Decaffeinated coffee and green tea extract inhibit foam cell atherosclerosis by lowering inflammation and improving cholesterol influx/efflux balance through upregulation of PPARγ and miR-155 [version 2; peer review: awaiting peer review]

Background: Foam cells, the markers of early atherosclerosis and characterise the advanced atherosclerotic plaque, are stimulated by inflammation due to the excess of lipid in macrophages. The combination of decaffeinated coffee and green tea extract (DCGTE) has been suggested to have a role in foam cell inhibition. Objective: to investigate the role of DCGTE against foam cell formation, through modulation of the inflammation process and cholesterol metabolism in macrophage colony stimulating factor (M-CSF) and oxidized low-density lipoprotein (oxLDL)-exposed macrophages. Methods: Coffee and green tea were extracted by filtration and infusion respectively. Both of coffee and green tea underwent decaffeination using active carbon and blanching methods, respectively. Raw 264.7 Cells were administered with 160/160 and 320/320 μg/ml of DCGTE. Foam cell formation was observed using a light microscope after staining with Oil Red O (ORO), and quantified with ELISA. The expression of cluster differentiation 36 (CD36) ( lipid influx) and ATP binding cassette transporter A1 (ABCA1) ( cholesterol efflux) were determined through immunofluorescence.
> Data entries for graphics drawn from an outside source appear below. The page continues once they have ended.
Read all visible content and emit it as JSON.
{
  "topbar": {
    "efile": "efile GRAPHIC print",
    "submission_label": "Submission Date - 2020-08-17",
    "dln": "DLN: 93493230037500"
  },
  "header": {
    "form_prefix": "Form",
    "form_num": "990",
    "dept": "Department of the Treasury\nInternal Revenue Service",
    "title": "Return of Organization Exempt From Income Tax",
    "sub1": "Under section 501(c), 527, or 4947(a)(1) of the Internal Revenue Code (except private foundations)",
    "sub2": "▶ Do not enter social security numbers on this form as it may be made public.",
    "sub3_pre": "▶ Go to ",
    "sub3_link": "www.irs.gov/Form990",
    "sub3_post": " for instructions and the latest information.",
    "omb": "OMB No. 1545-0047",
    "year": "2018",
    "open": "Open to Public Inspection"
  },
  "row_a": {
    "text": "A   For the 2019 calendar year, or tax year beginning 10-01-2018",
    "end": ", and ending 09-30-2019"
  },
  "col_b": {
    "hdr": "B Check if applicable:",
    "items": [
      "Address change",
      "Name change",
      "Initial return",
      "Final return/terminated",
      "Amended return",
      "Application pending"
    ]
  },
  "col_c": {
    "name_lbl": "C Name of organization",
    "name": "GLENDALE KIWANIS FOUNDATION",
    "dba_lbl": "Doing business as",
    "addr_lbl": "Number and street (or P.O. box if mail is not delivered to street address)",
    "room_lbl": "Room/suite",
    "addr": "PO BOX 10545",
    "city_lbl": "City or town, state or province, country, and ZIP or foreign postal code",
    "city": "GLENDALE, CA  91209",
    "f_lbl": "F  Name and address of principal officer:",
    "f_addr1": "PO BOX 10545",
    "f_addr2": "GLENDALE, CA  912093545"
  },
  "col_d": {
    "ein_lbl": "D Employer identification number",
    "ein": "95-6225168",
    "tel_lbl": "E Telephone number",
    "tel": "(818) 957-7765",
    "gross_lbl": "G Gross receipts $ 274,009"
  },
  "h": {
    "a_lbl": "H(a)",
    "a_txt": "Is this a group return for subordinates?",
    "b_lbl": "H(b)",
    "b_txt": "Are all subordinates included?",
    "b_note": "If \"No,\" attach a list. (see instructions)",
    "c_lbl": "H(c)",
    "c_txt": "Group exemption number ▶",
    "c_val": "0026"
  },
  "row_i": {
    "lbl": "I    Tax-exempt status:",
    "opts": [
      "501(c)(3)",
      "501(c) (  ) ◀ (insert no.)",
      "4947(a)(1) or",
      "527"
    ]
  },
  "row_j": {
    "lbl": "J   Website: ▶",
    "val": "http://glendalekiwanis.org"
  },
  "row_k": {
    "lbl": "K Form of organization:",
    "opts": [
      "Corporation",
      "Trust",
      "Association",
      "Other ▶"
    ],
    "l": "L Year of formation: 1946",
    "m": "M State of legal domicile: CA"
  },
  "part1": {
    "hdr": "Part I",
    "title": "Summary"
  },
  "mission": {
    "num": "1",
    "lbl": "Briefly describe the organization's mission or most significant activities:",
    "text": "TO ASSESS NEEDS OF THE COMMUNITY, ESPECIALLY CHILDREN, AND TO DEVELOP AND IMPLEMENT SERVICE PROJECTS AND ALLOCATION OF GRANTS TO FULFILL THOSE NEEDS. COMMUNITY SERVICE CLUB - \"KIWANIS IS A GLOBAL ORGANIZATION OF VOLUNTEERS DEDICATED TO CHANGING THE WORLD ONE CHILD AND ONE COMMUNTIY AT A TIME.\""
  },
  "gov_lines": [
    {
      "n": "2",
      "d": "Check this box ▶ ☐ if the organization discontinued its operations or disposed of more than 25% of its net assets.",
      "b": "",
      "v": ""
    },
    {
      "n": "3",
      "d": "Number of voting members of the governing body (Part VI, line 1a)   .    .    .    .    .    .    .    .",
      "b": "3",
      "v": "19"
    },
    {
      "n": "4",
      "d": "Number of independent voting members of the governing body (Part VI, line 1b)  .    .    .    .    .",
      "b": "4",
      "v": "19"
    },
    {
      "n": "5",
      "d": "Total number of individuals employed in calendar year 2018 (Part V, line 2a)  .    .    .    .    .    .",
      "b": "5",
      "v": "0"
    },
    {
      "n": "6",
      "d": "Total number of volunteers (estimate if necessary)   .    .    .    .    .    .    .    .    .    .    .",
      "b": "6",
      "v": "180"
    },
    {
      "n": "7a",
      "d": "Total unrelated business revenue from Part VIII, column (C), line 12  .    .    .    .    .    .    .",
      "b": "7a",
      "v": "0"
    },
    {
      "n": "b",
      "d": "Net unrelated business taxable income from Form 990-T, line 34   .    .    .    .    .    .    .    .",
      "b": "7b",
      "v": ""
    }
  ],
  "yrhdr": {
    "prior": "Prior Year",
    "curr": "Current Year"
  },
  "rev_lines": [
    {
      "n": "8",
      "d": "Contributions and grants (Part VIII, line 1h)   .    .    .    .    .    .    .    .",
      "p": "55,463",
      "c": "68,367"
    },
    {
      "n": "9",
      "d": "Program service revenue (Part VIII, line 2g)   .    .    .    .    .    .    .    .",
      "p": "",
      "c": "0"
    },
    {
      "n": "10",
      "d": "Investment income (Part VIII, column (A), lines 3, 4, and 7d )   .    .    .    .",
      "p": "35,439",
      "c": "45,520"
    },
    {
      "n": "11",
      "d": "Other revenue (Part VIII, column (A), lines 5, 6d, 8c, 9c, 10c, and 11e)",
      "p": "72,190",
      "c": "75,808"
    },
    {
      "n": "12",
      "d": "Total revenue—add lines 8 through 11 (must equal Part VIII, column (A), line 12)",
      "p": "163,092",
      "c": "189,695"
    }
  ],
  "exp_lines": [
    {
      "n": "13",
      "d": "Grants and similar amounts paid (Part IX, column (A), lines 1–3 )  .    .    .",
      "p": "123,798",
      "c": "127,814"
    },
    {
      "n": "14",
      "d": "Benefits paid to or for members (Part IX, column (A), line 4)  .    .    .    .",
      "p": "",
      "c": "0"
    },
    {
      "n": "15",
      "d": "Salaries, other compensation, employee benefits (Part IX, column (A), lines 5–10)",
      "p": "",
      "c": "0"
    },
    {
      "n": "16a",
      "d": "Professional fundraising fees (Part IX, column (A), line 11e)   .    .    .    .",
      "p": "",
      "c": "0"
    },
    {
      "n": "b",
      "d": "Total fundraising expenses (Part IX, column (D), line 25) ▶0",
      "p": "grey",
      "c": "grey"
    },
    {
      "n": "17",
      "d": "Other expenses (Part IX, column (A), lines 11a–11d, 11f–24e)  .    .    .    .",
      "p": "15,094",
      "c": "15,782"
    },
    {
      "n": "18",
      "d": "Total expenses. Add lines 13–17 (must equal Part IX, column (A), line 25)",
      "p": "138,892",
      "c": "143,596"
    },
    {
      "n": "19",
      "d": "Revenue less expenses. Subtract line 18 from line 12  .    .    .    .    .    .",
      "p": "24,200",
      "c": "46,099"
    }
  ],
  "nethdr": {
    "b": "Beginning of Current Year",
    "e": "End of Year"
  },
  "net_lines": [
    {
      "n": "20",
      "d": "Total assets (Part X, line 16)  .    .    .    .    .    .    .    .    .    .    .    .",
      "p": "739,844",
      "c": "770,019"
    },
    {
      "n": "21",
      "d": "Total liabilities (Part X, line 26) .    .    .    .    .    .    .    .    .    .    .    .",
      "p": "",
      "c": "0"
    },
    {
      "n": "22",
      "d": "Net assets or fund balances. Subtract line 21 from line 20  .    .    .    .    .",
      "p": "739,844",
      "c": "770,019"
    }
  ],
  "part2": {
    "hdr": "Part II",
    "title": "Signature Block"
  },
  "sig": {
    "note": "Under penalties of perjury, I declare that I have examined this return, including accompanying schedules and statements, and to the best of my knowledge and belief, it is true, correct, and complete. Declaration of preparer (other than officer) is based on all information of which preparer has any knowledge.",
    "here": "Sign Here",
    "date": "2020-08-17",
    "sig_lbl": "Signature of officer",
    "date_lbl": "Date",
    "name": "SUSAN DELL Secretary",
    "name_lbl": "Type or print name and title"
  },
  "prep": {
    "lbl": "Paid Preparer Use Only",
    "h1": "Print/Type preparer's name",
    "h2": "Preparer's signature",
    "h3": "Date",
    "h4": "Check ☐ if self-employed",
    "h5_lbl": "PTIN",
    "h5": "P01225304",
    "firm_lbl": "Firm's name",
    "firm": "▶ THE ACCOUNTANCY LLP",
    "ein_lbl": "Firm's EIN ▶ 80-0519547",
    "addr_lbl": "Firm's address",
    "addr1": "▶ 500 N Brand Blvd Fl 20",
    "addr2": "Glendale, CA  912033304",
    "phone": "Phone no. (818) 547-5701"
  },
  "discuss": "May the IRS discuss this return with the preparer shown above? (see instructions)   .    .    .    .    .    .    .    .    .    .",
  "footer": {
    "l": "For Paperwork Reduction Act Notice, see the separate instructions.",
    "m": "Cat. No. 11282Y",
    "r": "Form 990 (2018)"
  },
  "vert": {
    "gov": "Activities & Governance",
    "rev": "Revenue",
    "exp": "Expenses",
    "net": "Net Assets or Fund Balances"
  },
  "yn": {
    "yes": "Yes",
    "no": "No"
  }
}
Tumor Necrosis Factor α (TNFα) and Interleukin10 (IL10) were quantified with ELISA. Peroxisome proliferator activated response γ (PPARγ) expression and activity were assessed with Polymerase Chain Reaction (PCR) and ELISA, respectively. The expression of microRNA 155 (miR-155) was examined using qPCR. Results: DCGTE at the above concentrations tended to reduce foam cell numbers, significantly inhibited lipid accumulation (p=0.000), reduced CD36 expression (p=0.000) and TNFα secretion (p=0.000) in Raw264.7 exposed to M-CSF 50 ng/ml and oxLDL 50 μg/ml. The PPARγ expression (p=0.000), PPARγ activity (p=0.001), ABCA1 (p=0.002), miR-155 relative expression (p=0.000), and IL10 production (p=0.000) also increased in DCGTE groups. Conclusion: DCGTE lowered foam cell possibly through attenuation of the inflammatory process and improvement of lipid/efflux mechanisms via upregulation of PPARγ and miR-155 in M-CSF and oxLDL-stimulated Raw264.7 cells. Our results suggest DCGTE might help to prevent atherosclerosis-based diseases.